Merchants On Verge Of Big Win In Debit And Credit Card Fee War
Merchants in the United States are on the verge of a significant victory in their long struggle to limit credit and debit card fees.
The Senate has approved an amendment to its financial reform bill that curtails the power of the card issuers in significant ways, including requiring that the “interchange fees” charged by banks on fees on debit card transactions be “reasonable and proportional to the actual” costs of processing those transactions, and permitting merchants to offer discounts for cash payments. Whether those limits are enacted into law, however, remains to be seen since the Senate bill must still be reconciled with the House financial reform bill – which does not contain the amendment.
Interchange fees are set by the credit card networks (Visa, MasterCard, Discover and American Express) to banks that issue those networks’ branded cards. When a merchant accepts a credit or debit card, it loses a small percentage of each purchase price to the issuer through this fee. For Visa and MasterCard transactions, which dominate the credit and debit markets, the fees vary from 1.5 to 2 percent of the price for credit card purchases and are approximately 0.75 percent for an average debit card purchase.
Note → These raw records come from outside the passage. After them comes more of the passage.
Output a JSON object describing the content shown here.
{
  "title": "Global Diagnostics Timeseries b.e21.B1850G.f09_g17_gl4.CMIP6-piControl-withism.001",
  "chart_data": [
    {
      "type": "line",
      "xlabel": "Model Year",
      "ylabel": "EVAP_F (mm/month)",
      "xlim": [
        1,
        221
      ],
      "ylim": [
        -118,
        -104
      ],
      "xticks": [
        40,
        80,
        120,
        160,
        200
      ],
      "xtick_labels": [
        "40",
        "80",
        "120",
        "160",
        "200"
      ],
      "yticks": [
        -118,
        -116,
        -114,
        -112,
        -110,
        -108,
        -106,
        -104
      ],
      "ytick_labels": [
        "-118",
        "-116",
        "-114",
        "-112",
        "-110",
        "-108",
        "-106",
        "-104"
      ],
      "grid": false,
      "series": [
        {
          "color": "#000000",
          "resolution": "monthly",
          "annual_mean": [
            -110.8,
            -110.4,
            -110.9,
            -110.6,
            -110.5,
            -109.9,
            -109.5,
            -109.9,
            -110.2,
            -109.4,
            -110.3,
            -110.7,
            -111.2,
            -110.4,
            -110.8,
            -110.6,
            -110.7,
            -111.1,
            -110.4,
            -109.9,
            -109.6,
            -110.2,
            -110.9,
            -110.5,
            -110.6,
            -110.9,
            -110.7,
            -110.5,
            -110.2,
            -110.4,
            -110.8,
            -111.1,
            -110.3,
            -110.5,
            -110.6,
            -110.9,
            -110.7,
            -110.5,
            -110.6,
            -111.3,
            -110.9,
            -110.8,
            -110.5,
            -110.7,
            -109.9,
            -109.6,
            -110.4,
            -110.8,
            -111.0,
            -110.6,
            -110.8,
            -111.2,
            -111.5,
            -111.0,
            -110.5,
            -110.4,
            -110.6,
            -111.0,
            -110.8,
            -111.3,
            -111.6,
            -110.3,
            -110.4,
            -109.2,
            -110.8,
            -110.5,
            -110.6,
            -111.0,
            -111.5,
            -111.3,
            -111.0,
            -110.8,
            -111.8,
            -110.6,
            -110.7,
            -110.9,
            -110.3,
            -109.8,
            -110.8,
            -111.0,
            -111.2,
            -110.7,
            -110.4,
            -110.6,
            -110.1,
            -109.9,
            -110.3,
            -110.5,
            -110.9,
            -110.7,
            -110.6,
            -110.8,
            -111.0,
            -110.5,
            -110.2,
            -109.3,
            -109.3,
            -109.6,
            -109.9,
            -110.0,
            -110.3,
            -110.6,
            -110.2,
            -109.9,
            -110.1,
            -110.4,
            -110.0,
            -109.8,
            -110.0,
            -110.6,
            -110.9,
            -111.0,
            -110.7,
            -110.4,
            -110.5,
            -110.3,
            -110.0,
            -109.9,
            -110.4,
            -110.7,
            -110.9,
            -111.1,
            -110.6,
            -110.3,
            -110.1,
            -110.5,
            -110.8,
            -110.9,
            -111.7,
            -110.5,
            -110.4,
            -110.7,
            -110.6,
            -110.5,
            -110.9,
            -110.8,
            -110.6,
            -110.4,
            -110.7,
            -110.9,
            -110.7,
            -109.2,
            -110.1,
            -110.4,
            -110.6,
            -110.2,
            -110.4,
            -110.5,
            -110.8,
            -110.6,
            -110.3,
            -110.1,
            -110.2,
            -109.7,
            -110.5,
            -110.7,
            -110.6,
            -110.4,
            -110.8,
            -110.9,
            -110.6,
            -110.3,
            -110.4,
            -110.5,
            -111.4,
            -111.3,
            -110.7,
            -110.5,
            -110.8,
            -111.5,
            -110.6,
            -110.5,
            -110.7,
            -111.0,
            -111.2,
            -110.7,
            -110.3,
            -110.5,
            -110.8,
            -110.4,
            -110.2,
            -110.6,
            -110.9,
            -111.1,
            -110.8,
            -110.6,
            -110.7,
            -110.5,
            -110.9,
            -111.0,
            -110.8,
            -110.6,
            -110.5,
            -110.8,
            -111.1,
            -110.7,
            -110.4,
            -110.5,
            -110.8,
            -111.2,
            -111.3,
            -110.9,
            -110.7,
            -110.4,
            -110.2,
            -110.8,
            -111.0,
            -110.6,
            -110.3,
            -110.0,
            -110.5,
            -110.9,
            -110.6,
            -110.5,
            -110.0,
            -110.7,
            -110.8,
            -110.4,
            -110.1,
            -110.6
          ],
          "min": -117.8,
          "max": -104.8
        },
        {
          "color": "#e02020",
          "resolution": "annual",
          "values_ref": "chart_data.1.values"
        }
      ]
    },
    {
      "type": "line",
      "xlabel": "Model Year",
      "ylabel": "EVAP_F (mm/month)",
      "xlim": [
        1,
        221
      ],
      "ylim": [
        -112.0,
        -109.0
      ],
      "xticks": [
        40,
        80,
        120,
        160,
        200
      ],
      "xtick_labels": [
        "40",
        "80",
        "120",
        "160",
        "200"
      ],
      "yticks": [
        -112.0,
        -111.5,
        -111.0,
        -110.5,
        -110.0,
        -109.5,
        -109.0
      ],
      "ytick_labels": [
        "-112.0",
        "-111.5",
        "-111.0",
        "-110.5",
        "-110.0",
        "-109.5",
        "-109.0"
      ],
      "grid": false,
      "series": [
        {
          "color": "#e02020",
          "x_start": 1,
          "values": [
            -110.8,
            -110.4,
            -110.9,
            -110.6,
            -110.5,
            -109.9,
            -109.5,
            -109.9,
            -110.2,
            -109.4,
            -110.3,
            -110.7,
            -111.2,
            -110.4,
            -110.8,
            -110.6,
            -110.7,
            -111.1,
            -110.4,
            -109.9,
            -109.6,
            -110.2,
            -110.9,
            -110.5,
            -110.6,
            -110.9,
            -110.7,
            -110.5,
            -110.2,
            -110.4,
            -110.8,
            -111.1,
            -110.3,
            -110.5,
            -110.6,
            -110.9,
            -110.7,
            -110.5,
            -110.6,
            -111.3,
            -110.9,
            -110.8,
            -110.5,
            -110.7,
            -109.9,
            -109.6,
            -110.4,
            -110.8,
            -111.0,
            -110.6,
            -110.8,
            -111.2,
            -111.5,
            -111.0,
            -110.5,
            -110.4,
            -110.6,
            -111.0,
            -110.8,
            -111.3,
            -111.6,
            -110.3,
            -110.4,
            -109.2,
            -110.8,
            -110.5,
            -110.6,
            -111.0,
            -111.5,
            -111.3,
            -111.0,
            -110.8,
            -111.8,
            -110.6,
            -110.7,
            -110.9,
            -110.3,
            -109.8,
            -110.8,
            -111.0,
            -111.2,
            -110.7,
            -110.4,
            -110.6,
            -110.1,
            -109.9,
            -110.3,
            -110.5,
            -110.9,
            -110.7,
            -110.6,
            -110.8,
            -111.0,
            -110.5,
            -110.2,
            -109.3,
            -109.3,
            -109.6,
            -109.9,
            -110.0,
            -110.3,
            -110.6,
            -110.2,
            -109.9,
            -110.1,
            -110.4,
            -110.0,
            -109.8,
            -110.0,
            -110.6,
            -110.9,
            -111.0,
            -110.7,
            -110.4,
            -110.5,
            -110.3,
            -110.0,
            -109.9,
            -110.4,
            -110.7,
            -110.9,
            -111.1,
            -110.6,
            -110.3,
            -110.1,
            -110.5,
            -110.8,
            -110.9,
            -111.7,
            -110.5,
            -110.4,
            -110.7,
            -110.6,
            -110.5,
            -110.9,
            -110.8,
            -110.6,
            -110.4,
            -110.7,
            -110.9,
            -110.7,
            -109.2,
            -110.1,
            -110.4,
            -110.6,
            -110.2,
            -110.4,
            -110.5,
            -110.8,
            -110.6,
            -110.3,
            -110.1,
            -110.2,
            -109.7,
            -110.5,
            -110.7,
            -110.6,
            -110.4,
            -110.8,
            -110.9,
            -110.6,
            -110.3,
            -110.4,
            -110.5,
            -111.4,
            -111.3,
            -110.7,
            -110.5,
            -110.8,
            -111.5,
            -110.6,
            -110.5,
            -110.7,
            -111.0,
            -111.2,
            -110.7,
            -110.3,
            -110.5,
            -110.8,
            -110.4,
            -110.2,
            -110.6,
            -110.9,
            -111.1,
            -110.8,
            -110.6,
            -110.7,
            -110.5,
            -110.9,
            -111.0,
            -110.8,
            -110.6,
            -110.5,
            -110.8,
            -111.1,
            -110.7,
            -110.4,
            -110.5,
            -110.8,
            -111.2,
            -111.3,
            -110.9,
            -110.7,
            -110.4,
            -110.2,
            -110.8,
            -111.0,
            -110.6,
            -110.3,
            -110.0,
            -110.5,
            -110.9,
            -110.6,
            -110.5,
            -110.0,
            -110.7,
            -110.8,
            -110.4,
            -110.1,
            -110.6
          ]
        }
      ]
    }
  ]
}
These little fees add up to big money: they totaled an estimated $48 billion in 2008.
Merchants have lobbied Congress to limit or eliminate interchange fees for years. And a federal merchants’ putative class action in New York claims that Visa’s and MasterCard’s interchange fees result from price-fixing in violation of Section One of the Sherman Act. According to the plaintiffs, Visa and MasterCard set their interchange rates through collusion with their member banks, which compete with each other: that is, price-fixing by competitors with the networks as facilitators.
The Senate has now given the merchants a major win by adopting an amendment by Senator Richard Durbin (D – Ill.) to the financial reform bill. That amendment passed by a solid bipartisan vote of 64-33 despite fierce lobbying by Visa and MasterCard.
Durbin’s amendment would reform the debit card interchange system in two ways. First, it would require debit card interchange fees to be “reasonable and proportional” to the issuers’ actual costs. This provision addresses complaints that interchange fees, while purportedly compensating card-issuing banks for their transaction costs, in fact has steadily climbed out of proportion to such actual costs. And the networks have continued to raise those rates in the United States at the same time as they have lowered them abroad in the face of foreign regulatory pressure, further fueling complaints that they are higher here than necessary.
Second, the amendment would direct the Federal Reserve System’s Board of Governors to establish standards for assessing whether interchange rates meet the “reasonable and proportional” standard described above.
Small issuers – those with less than $10 billion in assets – are exempt from both provisions above. This “small bank” exception reportedly would exempt 99 percent of all banks and credit unions. Thus in effect the interchange provisions of the Durbin amendment would affect only the largest issuers, which make the most money off these fees; 80 percent of the interchange revenue in 2008 went to just ten large banks.
The Durbin amendment would also go beyond interchange to address a trio of practices that have riled merchants for years. Networks would have to let merchants offer discounts to encourage the use of particular card brands. For example, Visa could not forbid a supermarket from offering discounts for the use of Discover credit cards (or the signature debit cards of Discover’s subsidiary Pulse).
Networks would also be forced to allow merchants to offer discounts to encourage the use of particular payment forms. Thus MasterCard would have to allow a store to give discounts for customers paying with cash or check rather than plastic. And networks would have to allow merchants to set “floor” and “ceiling” limits if they chose. This is important to merchants because some sales, particularly low-dollar-amount ones, do not yield enough revenue to make them profitable after the merchant pays the interchange fee.
So what next? The House of Representatives has not added any provisions like the Durbin amendment to its financial services reform bill. For the amendment to become law, therefore, it would have to survive the upcoming conference committee in which House and Senate representatives reconcile their different versions of the reform legislation. It is too early to tell how Durbin’s amendment might fare in that battle. But for now, merchants are relishing the first major victory that they have had on this issue – whether in court or in Congress – in years.